Emma tried to scan the surrounding tables for any empty dessert plates, but she couldn't see past the growing contingent of law enforcement and private security people. Her beloved husband, Edward, had told her never to skimp on security. “There are those who don't want to see us succeed,” he'd warned.

Emma pulled Emeril onto her lap. He still sulked but gave in and cuddled when she held him. She gazed the length of her table: all the profiteroles looked uneaten and untouched.

“I just wanted to explain,” Stacy said. “Now I have to make sure that these dessert plates are removed with sterile technique, stored, and secured. Director Cox will be in tonight, and I know she'll give you an update. I hope I was wrong and that this turns out to be a horrific false alarm. I really do.”

“So do I, Dr. Jones, and thank you. You did what you had to do. You were brave. No matter how this turns out.” With a sigh of profound despair, Emma acknowledged her fear that Edward had been right.
They don't want us to succeed
.

CHAPTER EIGHTY-TWO

S
ATURDAY
, N
OVEMBER
30

Following Stacy's urgent call, Director Madeleine Cox left Tampa City Hospital a little before midnight. She'd commandeered an Air Force jet to fly her and Stan Proctor to Atlanta, where police met them and escorted them to the Palace Hotel.

She'd called Stacy from the air, confirming that she'd endorsed Stacy's initial quarantine orders, locking down the hotel, no exceptions. Not a pleasant task with all the dignitaries in attendance. But security was heavy at the gala, and the Atlanta police commander was a guest. Because Dr. Jones moved quickly to sound a public health alarm and to issue clear directives, the commander said, no one had left the building. One exception the cops knew about: a white male in his late twenties or early thirties, dressed like a Palace busboy, had been seen speeding away from the hotel in a white panel truck. Hotel security had observed the same truck earlier in the evening, parked in the employee lot near the service road exit. Atlanta police said the male driving the white truck resembled Dr. Jones's description of a busboy who scuffled with Charles at the elder Scarletts' table, and soon after, assaulted Dr. Jones herself. When she stood on a chair to warn everybody to stop eating, the busboy pushed her to the floor. After that, he managed to flee the scene.

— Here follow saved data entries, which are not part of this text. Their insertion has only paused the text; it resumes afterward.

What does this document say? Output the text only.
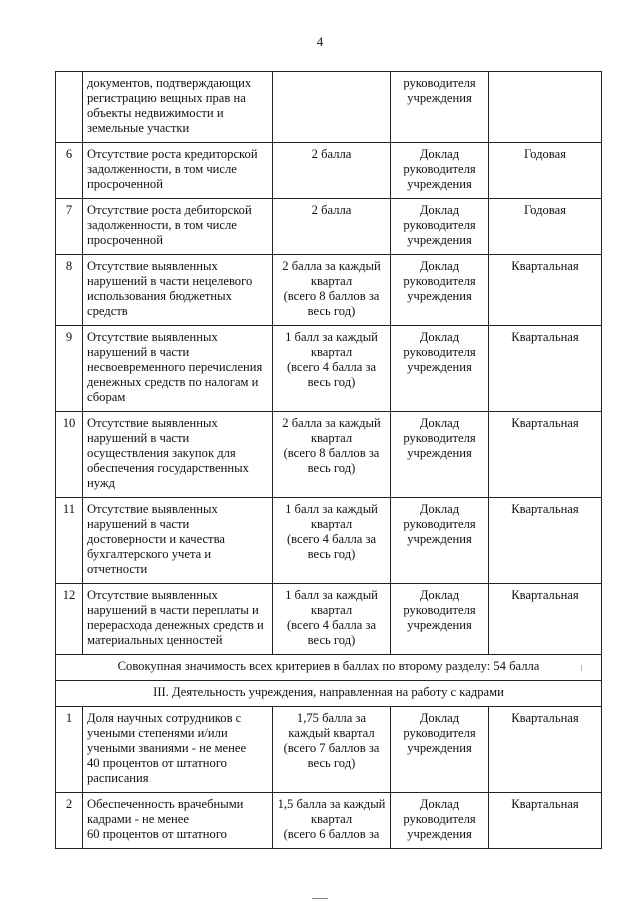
4
	документов, подтверждающих
регистрацию вещных прав на
объекты недвижимости и
земельные участки		руководителя
учреждения	
6	Отсутствие роста кредиторской
задолженности, в том числе
просроченной	2 балла	Доклад
руководителя
учреждения	Годовая
7	Отсутствие роста дебиторской
задолженности, в том числе
просроченной	2 балла	Доклад
руководителя
учреждения	Годовая
8	Отсутствие выявленных
нарушений в части нецелевого
использования бюджетных
средств	2 балла за каждый
квартал
(всего 8 баллов за
весь год)	Доклад
руководителя
учреждения	Квартальная
9	Отсутствие выявленных
нарушений в части
несвоевременного перечисления
денежных средств по налогам и
сборам	1 балл за каждый
квартал
(всего 4 балла за
весь год)	Доклад
руководителя
учреждения	Квартальная
10	Отсутствие выявленных
нарушений в части
осуществления закупок для
обеспечения государственных
нужд	2 балла за каждый
квартал
(всего 8 баллов за
весь год)	Доклад
руководителя
учреждения	Квартальная
11	Отсутствие выявленных
нарушений в части
достоверности и качества
бухгалтерского учета и
отчетности	1 балл за каждый
квартал
(всего 4 балла за
весь год)	Доклад
руководителя
учреждения	Квартальная
12	Отсутствие выявленных
нарушений в части переплаты и
перерасхода денежных средств и
материальных ценностей	1 балл за каждый
квартал
(всего 4 балла за
весь год)	Доклад
руководителя
учреждения	Квартальная
Совокупная значимость всех критериев в баллах по второму разделу: 54 балла				
III. Деятельность учреждения, направленная на работу с кадрами				
1	Доля научных сотрудников с
учеными степенями и/или
учеными званиями - не менее
40 процентов от штатного
расписания	1,75 балла за
каждый квартал
(всего 7 баллов за
весь год)	Доклад
руководителя
учреждения	Квартальная
2	Обеспеченность врачебными
кадрами - не менее
60 процентов от штатного	1,5 балла за каждый
квартал
(всего 6 баллов за	Доклад
руководителя
учреждения	Квартальная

Stacy had been relieved to see her boss, Stan Proctor, walk into the security director's office of the Palace Hotel. She was ready to transfer some of the tremendous weight of the evening's events to his hefty shoulders. But Stan, geared up in the hazmat suit looked ashen and withdrawn. He already bore too much weight. The toxic
staphylococcal organism meant to infect hundreds of people came from his supposedly secure labs, carried by his supposedly sane scientist—who also held top-secret clearance. Stan's CDC program, already in DARPA's crosshairs, didn't stand a chance of survival now. Neither, probably, did his career.

The security suite of the luxury hotel had its quota of leather armchairs. Stacy had collapsed into a burgundy-toned one and stayed there, surrounded by FBI agents, recording devices, and radio receivers. She still was in her party dress, not yet having undergone the decontamination process the CDC had set up for everyone who'd come anywhere near the Goode banquet.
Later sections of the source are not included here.